Step-by-Step Instructions:
1. Toast the Bread Cubes:
Preheat your oven to 350°F (175°C). Spread your bread cubes in a single layer on a baking sheet. Toast them in the oven for 10-15 minutes until they’re dried out and lightly golden. This step helps your stuffing hold its shape and prevents it from becoming soggy.
2. Cook the Vegetables and Herbs:
While the bread toasts, melt butter in a large skillet over medium heat. Add chopped onions and celery, sautéing until soft and translucent (about 8-10 minutes). Stir in garlic and cook for another 1-2 minutes until fragrant. Then, mix in dried sage, thyme, rosemary, salt, and pepper. Remove from heat.
3. Mix the Stuffing:
In a big bowl, combine the toasted bread cubes and the sautéed veggies and herbs. Pour about 2 cups of broth over the mix and toss gently to moisten all the bread evenly. Add more broth little by little if needed to get the right moistness (not soggy). Stir in the beaten eggs to help bind everything together.
4. Bake to Perfection:
Transfer the stuffing mixture to a greased 9×13 inch baking dish. Cover it loosely with foil and bake for 30 minutes. Then, remove the foil and bake another 15-20 minutes until the top turns golden brown and crisp.
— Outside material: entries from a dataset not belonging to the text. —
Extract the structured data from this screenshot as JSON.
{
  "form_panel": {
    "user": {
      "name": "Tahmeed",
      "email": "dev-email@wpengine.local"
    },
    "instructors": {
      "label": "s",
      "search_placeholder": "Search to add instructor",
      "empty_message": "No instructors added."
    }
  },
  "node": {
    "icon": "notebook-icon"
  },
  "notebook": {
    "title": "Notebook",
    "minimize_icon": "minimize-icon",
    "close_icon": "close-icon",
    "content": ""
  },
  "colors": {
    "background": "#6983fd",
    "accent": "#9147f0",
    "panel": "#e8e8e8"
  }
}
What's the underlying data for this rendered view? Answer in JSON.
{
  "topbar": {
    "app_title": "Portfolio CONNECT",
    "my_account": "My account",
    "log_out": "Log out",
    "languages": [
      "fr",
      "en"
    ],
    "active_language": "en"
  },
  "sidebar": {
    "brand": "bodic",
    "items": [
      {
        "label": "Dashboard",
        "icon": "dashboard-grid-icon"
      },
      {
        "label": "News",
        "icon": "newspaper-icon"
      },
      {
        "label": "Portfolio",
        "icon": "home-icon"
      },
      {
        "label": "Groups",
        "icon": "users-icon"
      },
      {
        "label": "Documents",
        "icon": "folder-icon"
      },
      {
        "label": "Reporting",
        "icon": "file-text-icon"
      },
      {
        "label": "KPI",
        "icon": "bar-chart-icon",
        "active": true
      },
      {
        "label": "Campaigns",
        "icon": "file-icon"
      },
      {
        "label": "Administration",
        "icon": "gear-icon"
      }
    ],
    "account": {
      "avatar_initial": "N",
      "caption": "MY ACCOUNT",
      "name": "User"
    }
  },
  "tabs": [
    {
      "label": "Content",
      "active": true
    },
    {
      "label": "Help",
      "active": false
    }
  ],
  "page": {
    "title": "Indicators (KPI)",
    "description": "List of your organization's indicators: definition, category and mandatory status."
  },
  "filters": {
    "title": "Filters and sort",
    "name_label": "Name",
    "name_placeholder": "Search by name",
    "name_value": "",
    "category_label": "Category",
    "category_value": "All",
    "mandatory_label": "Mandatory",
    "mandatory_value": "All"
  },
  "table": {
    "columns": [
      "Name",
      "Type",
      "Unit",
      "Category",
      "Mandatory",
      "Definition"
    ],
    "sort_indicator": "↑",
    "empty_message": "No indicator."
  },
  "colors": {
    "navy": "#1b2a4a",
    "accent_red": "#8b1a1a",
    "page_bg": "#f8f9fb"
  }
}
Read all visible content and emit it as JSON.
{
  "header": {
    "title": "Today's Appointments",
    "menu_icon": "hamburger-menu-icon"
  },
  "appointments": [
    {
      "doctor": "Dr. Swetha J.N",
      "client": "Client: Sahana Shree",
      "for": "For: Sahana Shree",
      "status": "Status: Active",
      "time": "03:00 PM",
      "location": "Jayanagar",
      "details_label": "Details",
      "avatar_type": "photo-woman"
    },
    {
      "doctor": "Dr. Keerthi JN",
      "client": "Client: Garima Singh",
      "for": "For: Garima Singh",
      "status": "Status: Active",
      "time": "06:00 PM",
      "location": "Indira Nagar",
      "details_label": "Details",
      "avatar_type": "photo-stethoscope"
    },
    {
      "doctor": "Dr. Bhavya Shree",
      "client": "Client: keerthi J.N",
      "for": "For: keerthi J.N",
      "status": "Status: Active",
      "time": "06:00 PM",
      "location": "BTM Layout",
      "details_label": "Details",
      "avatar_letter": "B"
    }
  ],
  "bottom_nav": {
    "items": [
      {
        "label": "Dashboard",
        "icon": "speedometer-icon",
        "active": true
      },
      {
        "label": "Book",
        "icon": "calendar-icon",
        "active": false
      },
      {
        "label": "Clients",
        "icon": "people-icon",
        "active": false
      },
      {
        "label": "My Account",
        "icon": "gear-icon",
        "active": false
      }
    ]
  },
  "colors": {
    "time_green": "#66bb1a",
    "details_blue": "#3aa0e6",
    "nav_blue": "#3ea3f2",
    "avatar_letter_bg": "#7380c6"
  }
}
5. Optional Finishing Touches:
For extra flavor, sprinkle freshly grated Parmesan or Pecorino cheese on top during the last 5 minutes of baking. Garnish with fresh rosemary sprigs before serving if you like.
This classic, herb-filled stuffing makes a delicious and comforting side dish for your Thanksgiving table—enjoy!
Can I Use Frozen Bread Cubes for Stuffing?
Yes! Just make sure to thaw them completely and spread them out on a baking sheet to toast and dry before using. This helps prevent sogginess and ensures the best texture.
How Can I Make This Stuffing Vegetarian?
Simply use vegetable broth instead of chicken broth, and keep the rest of the ingredients the same. This swap maintains the savory flavor without meat-based stock.
Can I Prepare Stuffing Ahead of Time?
Absolutely! You can mix everything up to the baking step, then cover and refrigerate for up to 24 hours. When ready, bake as directed, adding a few extra minutes if baking directly from the fridge.
How Should I Store and Reheat Leftover Stuffing?
Store leftover stuffing in an airtight container in the fridge for up to 3 days. Reheat in the oven at 350°F (175°C) covered with foil until warmed through, or microwave in intervals stirring occasionally for even heating.